Thinking at Sea Level with Esther Pujolràs-Noguer

Posted on April 09, 2025

Esther Pujolràs-Noguer’s research seminar “Thinking at Sea Level: The Whale as a Literary Trope to Re-conceptualize the ‘Human’” took place on the 20th of March 2025. Pujolràs-Noguer, who is an associate professor at the University of Lleida, visited the University of Pretoria as part of the research project Aquatic Imaginaries: Re-charting Indoceanic and Atlantic Literary Productions (INDAOC).
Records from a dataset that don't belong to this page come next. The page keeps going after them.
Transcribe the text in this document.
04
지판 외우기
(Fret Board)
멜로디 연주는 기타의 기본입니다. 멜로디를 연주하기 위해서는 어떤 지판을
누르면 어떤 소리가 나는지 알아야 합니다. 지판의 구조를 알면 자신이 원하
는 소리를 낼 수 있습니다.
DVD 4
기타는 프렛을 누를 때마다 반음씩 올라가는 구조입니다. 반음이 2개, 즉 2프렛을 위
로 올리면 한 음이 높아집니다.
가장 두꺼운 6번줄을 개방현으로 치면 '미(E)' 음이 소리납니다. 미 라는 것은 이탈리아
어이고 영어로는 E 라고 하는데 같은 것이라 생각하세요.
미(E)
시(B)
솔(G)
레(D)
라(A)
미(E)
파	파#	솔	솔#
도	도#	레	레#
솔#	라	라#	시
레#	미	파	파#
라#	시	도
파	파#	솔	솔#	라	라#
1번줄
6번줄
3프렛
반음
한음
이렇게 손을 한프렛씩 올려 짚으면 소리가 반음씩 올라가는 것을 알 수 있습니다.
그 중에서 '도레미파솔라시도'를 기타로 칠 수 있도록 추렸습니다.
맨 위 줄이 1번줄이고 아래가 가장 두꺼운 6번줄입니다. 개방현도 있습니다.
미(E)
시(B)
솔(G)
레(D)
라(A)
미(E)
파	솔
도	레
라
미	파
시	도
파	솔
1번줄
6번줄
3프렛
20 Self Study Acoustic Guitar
Her paper compared two short stories with one another while being attentive to their thalassentric (sea-centred) aesthetics. Mercè Rodoreda’s Catalan short story “My Christina” (1967) has its male protagonist return to land after a period of exile he spent violently trying to escape a whale’s belly. During those years in the ocean, he underwent a corporeal transformation that enabled different ways of seeing – ways of seeing Pujolràs-Noguer reads as an opening towards what Mignolo (2009) terms “epistemic disobedience. The protagonist, however, does not embrace this possibility and is uneasily reclaimed by terrestrial society. Epistemic disobedience is practised more fully in Vandana Singh’s short story “Mother Ocean” (2019) by finding comfort in the dissolution of boundaries underwater. Here the female protagonist does not fight the whale but is part of a decentred scientific effort to establish communication with whales. In both short stories Paul Gilroy’s offshore humanism, including its directive to think at sea level is – quite literally – deepened.

The discussion emphasised what rich literary tropes whales and the sea are. Diverse texts story, for example, how storms at sea can trigger mutinies, how water as a medium of transformation can break down gender binaries, or how communication with whales can give access to knowledge threatened by epistemicide.